Communicate doses safely. Never use drug name abbreviations during a code, or any other time. The pharmacist should repeat back each verbal order, stating the exact dose they will prepare. Pronounce each numerical digit in the dose (e.g., “sixteen, one six,” to avoid confusion with “sixty”). Ensure the prescribed medication and dose make sense in the context of the patient’s condition. Encourage staff to clarify any medication-related concerns, especially when a prescriber requests a medication not typically used during codes. Ensure the route of administration is always a part of the order and is never assumed.

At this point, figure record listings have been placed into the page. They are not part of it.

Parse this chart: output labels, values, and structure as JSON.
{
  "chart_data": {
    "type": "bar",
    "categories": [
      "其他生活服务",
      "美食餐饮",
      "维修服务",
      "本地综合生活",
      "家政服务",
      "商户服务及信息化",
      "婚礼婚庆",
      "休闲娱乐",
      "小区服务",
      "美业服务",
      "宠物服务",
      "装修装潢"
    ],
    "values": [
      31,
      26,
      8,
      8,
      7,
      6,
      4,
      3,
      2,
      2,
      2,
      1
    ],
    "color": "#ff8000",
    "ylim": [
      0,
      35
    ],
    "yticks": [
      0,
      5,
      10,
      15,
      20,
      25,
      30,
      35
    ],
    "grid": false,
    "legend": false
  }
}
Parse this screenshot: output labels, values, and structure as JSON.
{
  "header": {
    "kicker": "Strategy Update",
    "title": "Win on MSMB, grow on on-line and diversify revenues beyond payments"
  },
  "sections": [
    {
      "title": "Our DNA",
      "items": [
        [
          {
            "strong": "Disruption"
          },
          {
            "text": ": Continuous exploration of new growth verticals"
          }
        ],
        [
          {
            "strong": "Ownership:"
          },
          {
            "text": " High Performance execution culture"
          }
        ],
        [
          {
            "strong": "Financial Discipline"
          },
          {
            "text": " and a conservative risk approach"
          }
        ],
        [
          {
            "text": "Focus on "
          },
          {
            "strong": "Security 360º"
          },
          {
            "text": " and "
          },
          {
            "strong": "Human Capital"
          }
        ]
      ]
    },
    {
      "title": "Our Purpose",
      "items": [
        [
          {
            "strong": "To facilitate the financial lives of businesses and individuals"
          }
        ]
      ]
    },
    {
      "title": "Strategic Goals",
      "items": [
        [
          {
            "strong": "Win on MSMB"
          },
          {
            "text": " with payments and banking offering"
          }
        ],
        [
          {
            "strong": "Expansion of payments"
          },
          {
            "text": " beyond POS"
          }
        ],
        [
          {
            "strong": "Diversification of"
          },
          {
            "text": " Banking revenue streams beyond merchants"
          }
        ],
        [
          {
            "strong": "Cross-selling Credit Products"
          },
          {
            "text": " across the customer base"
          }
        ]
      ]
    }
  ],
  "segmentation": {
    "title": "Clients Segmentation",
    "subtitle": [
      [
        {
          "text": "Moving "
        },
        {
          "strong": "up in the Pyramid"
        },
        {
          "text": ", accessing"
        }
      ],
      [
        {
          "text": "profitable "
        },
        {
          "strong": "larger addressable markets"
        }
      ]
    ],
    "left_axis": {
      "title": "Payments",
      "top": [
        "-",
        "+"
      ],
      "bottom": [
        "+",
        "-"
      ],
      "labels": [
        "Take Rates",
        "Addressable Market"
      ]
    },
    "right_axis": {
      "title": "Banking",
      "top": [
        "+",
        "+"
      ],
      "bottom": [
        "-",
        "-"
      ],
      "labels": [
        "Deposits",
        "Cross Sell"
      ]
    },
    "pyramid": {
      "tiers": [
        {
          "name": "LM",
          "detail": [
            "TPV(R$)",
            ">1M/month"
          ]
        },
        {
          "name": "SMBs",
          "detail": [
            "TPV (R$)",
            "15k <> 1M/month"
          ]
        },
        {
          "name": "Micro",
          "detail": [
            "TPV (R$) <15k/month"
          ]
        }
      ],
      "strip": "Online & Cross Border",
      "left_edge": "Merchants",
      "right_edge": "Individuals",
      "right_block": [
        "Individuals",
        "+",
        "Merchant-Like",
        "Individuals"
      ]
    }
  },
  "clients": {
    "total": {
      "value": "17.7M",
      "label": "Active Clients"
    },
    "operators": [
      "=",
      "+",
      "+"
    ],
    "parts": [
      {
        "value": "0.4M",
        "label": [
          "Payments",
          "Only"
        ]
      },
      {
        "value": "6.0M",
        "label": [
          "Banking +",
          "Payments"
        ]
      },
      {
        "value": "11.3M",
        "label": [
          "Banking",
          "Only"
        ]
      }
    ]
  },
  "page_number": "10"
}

Label practitioner-prepared doses. Select ready-to-use, prefilled emergency medication infusions and syringes whenever possible. Label all practitioner-prepared infusions and syringes using the prepopulated label templates supplied in the code cart.

Double check doses. When possible, have a second code team member independently double check the dose and volume with the label prior to administration. If the dose or infusion is practitioner-prepared, also share the vial so the original label and dose can be confirmed during the double check.

After a Code

Debrief staff. Shortly after a code, provide a safe learning environment for attendees to regroup and discuss what occurred during the code. Allow code team members to ask questions, share concerns, and review what went well and what could be improved. If a medication-related scenario caused difficulty for the pharmacist or another code team member, consider conducting a failure mode and effects analysis (FMEA) to determine how to better approach code-related medication processes in the future.

Secure and replenish supplies. Remove opened medications/infusions, any patient-specific emergency medication table, and any other used supplies and equipment after codes. Do not return items to the code cart that were removed during the code. Ensure a process is in place to immediately secure the remaining medications and replace/exchange the drugs and supplies that were used, including the drug information resources. Consider using radiofrequency identification (RFID) inventory systems for code cart contents and replacements. Confirm all required contents are present and ready for the next code.

Continuous Improvement

Report errors. Encourage staff to share hazardous conditions, close calls, and actual errors that have occurred during codes. Create action plans and share the steps that the organization has taken to prevent them from happening again.

Seek expertise. Reach out to colleagues, including those who attend codes at other hospitals, to share and discuss code experiences or challenging situations and how to best approach them.

Suggested citation:

Institute for Safe Medication Practices (ISMP). Survey results from pharmacists provide support to enhance the organizational response to codes. ISMP Medication Safety Alert! Acute Care. 2022;27(20):1-5.